Hohe Erwartungen an den Tourismus gehen aber auch oft einher mit hohen Erwartungen an Staat und internationale Organisationen. Die Erfahrung, dass der Sowjetstaat in den letzten Bergdörfern fließend Wasser, Schulen und Büchereien zur Verfügung gestellt hat, führt heute zu einer entsprechenden Hand-auf-Mentalität, wie in so vielen postsowjetischen Ländern. Erfahrung mit Selbsthilfeorganisationen gibt es, sind aber eher bescheiden. Es gibt dennoch einige Menschen, die Pläne haben und aktiv werden wollen. Sie brauchen Unterstützung, dürfen aber nicht enttäuscht werden. Zu oft waren schon Organisationen vor Ort und haben Erhebungen wie wir gemacht. Zu oft sind diese Organisationen dann nie wieder aufgetaucht.

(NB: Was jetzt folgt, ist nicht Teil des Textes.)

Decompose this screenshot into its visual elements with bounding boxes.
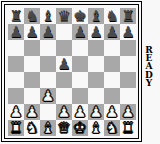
square-f1[interactable]: ♝	[88, 120, 104, 136]
square-a3[interactable]	[8, 88, 24, 104]
square-d5[interactable]: ♟	[56, 56, 72, 72]
black-pawn: ♟	[8, 24, 24, 40]
white-rook: ♜	[8, 120, 24, 136]
white-pawn: ♟	[24, 104, 40, 120]
square-g2[interactable]: ♟	[104, 104, 120, 120]
square-c8[interactable]: ♝	[40, 8, 56, 24]
white-king: ♚	[72, 120, 88, 136]
status-letter: Y	[146, 79, 152, 87]
black-knight: ♞	[104, 8, 120, 24]
status-text: R E A D Y	[143, 46, 155, 87]
white-bishop: ♝	[40, 120, 56, 136]
square-f2[interactable]: ♟	[88, 104, 104, 120]
square-g3[interactable]	[104, 88, 120, 104]
white-pawn: ♟	[120, 104, 136, 120]
white-rook: ♜	[120, 120, 136, 136]
square-g8[interactable]: ♞	[104, 8, 120, 24]
square-b7[interactable]: ♟	[24, 24, 40, 40]
black-bishop: ♝	[88, 8, 104, 24]
square-e6[interactable]	[72, 40, 88, 56]
square-g7[interactable]: ♟	[104, 24, 120, 40]
square-b2[interactable]: ♟	[24, 104, 40, 120]
white-pawn: ♟	[8, 104, 24, 120]
black-king: ♚	[72, 8, 88, 24]
square-b1[interactable]: ♞	[24, 120, 40, 136]
square-h3[interactable]	[120, 88, 136, 104]
square-c7[interactable]: ♟	[40, 24, 56, 40]
square-b3[interactable]	[24, 88, 40, 104]
square-e5[interactable]	[72, 56, 88, 72]
square-e3[interactable]	[72, 88, 88, 104]
square-f8[interactable]: ♝	[88, 8, 104, 24]
white-pawn: ♟	[104, 104, 120, 120]
square-f7[interactable]: ♟	[88, 24, 104, 40]
square-f3[interactable]	[88, 88, 104, 104]
black-bishop: ♝	[40, 8, 56, 24]
square-g1[interactable]: ♞	[104, 120, 120, 136]
square-e4[interactable]	[72, 72, 88, 88]
square-c2[interactable]	[40, 104, 56, 120]
square-b8[interactable]: ♞	[24, 8, 40, 24]
square-e8[interactable]: ♚	[72, 8, 88, 24]
white-bishop: ♝	[88, 120, 104, 136]
square-a8[interactable]: ♜	[8, 8, 24, 24]
square-h5[interactable]	[120, 56, 136, 72]
square-d1[interactable]: ♛	[56, 120, 72, 136]
white-knight: ♞	[104, 120, 120, 136]
square-f6[interactable]	[88, 40, 104, 56]
square-c1[interactable]: ♝	[40, 120, 56, 136]
square-b6[interactable]	[24, 40, 40, 56]
square-e7[interactable]: ♟	[72, 24, 88, 40]
square-a6[interactable]	[8, 40, 24, 56]
white-knight: ♞	[24, 120, 40, 136]
square-d4[interactable]	[56, 72, 72, 88]
black-rook: ♜	[8, 8, 24, 24]
black-pawn: ♟	[120, 24, 136, 40]
black-rook: ♜	[120, 8, 136, 24]
square-d8[interactable]: ♛	[56, 8, 72, 24]
white-pawn: ♟	[88, 104, 104, 120]
square-e1[interactable]: ♚	[72, 120, 88, 136]
square-a2[interactable]: ♟	[8, 104, 24, 120]
square-c5[interactable]	[40, 56, 56, 72]
black-pawn: ♟	[24, 24, 40, 40]
white-pawn: ♟	[56, 104, 72, 120]
board-grid: ♜♞♝♛♚♝♞♜♟♟♟♟♟♟♟♟♟♟♟♟♟♟♟♟♜♞♝♛♚♝♞♜	[8, 8, 136, 136]
square-a4[interactable]	[8, 72, 24, 88]
square-d7[interactable]	[56, 24, 72, 40]
square-d6[interactable]	[56, 40, 72, 56]
black-pawn: ♟	[88, 24, 104, 40]
black-pawn: ♟	[72, 24, 88, 40]
square-a7[interactable]: ♟	[8, 24, 24, 40]
black-pawn: ♟	[104, 24, 120, 40]
black-pawn: ♟	[40, 24, 56, 40]
square-h8[interactable]: ♜	[120, 8, 136, 24]
square-h6[interactable]	[120, 40, 136, 56]
square-h1[interactable]: ♜	[120, 120, 136, 136]
screen: ♜♞♝♛♚♝♞♜♟♟♟♟♟♟♟♟♟♟♟♟♟♟♟♟♜♞♝♛♚♝♞♜ R E A D…	[0, 0, 160, 144]
square-d3[interactable]	[56, 88, 72, 104]
square-h4[interactable]	[120, 72, 136, 88]
square-f4[interactable]	[88, 72, 104, 88]
square-b4[interactable]	[24, 72, 40, 88]
black-pawn: ♟	[56, 56, 72, 72]
black-queen: ♛	[56, 8, 72, 24]
square-c6[interactable]	[40, 40, 56, 56]
square-b5[interactable]	[24, 56, 40, 72]
square-g6[interactable]	[104, 40, 120, 56]
square-h2[interactable]: ♟	[120, 104, 136, 120]
square-a5[interactable]	[8, 56, 24, 72]
white-pawn: ♟	[40, 88, 56, 104]
white-pawn: ♟	[72, 104, 88, 120]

N. sagt, dass es traurig wird ohne uns. Natürlich sind wir ihr ans Herz gewachsen, so wie sie uns, und es ist traurig nach so kurzer Zeit wieder zu fahren. Aber sie meint vielleicht auch, dass mit uns wieder ein bisschen die Hoffnung auf Entwicklung schwindet. Ich bete daher, dass jemand Nutzen aus unserer Arbeit zieht und im Oberen Svanetien aktiv wird.

Ich trinke auf die starken svanischen Frauen wie N.,
die jeden Tag für die Zukunft Svanetiens arbeiten.
Die Kinder großziehen unter schwierigen Bedingungen
Und damit jeden Tag den Grundstein für die Zukunft legen.
Die als Lehrerinnen arbeiten und Kindern Wissen vermitteln.
Und die darüber hinaus z.B. mit uns gearbeitet haben,
weil sie für die Entwicklung in Svanetien arbeiten wollen.
Gaumarjus!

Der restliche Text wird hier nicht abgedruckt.